S&P noted that both AEP and Entergy have either reduced or exited the unregulated merchant generation business, which the rating agency said exposed them to cash flow variability.
This past fall AEP agreed to sell three gas plants and one coal plant, totaling 5,198 MW in aggregate, to Blackstone Group and ArcLight Capital Partners.
In January, Entergy agreed to close its Indian Point nuclear plant in New York, “effectively signaling the company’s exit from merchant generation,” S&P said in its report. In the summer, Entergy agreed to sell its other New York nuclear plant, FitzPatrick, to Exelon for $110 million.
Also in January, Duke closed the sale of its businesses in Brazil and China, and in December Duke sold its assets in Peru, Chile, Ecuador, Guatemala, El Salvador and Argentina to I Squared Capital for $1.2 billion.

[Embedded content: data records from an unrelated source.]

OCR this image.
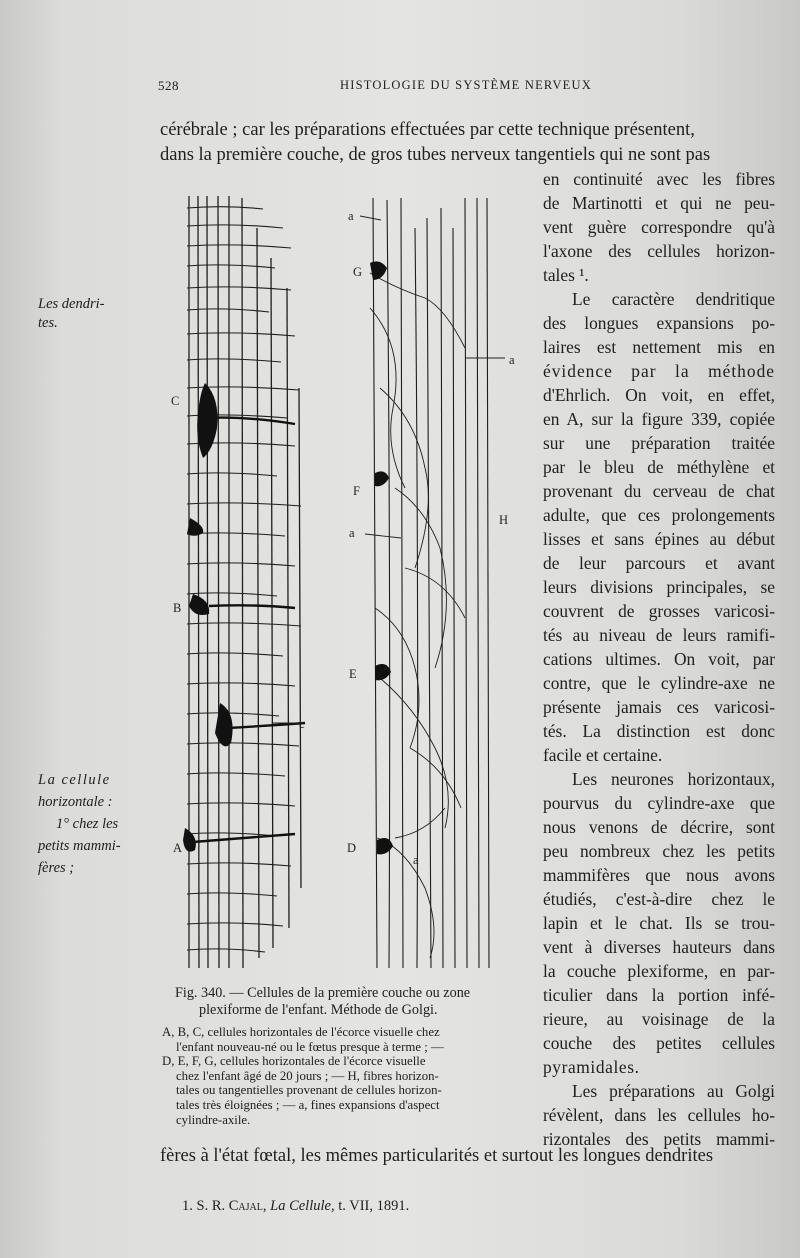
528	HISTOLOGIE DU SYSTÈME NERVEUX
cérébrale ; car les préparations effectuées par cette technique présentent,
dans la première couche, de gros tubes nerveux tangentiels qui ne sont pas
Les dendri-
tes.
La cellule
horizontale :
1° chez les
petits mammi-
fères ;
en continuité avec les fibres
de Martinotti et qui ne peu-
vent guère correspondre qu'à
l'axone des cellules horizon-
tales ¹.
Le caractère dendritique
des longues expansions po-
laires est nettement mis en
évidence par la méthode
d'Ehrlich. On voit, en effet,
en A, sur la figure 339, copiée
sur une préparation traitée
par le bleu de méthylène et
provenant du cerveau de chat
adulte, que ces prolongements
lisses et sans épines au début
de leur parcours et avant
leurs divisions principales, se
couvrent de grosses varicosi-
tés au niveau de leurs ramifi-
cations ultimes. On voit, par
contre, que le cylindre-axe ne
présente jamais ces varicosi-
tés. La distinction est donc
facile et certaine.
Les neurones horizontaux,
pourvus du cylindre-axe que
nous venons de décrire, sont
peu nombreux chez les petits
mammifères que nous avons
étudiés, c'est-à-dire chez le
lapin et le chat. Ils se trou-
vent à diverses hauteurs dans
la couche plexiforme, en par-
ticulier dans la portion infé-
rieure, au voisinage de la
couche des petites cellules
pyramidales.
Les préparations au Golgi
révèlent, dans les cellules ho-
rizontales des petits mammi-
fères à l'état fœtal, les mêmes particularités et surtout les longues dendrites
a
G
C
a
F
a
H
B
E
c
A	D
a
Fig. 340. — Cellules de la première couche ou zone
plexiforme de l'enfant. Méthode de Golgi.
A, B, C, cellules horizontales de l'écorce visuelle chez
l'enfant nouveau-né ou le fœtus presque à terme ; —
D, E, F, G, cellules horizontales de l'écorce visuelle
chez l'enfant âgé de 20 jours ; — H, fibres horizon-
tales ou tangentielles provenant de cellules horizon-
tales très éloignées ; — a, fines expansions d'aspect
cylindre-axile.
1. S. R. Cajal, La Cellule, t. VII, 1891.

Southern, on the other hand, has been a buyer of assets, announcing the acquisition of gas distributor AGL Resources in August 2015. S&P also cited the Georgia Public Service Commission’s approval of a settlement agreement between Southern’s Georgia Power and the commission that ensures recovery of $5.6 billion tied to Georgia Power’s construction of the Vogtle nuclear plant.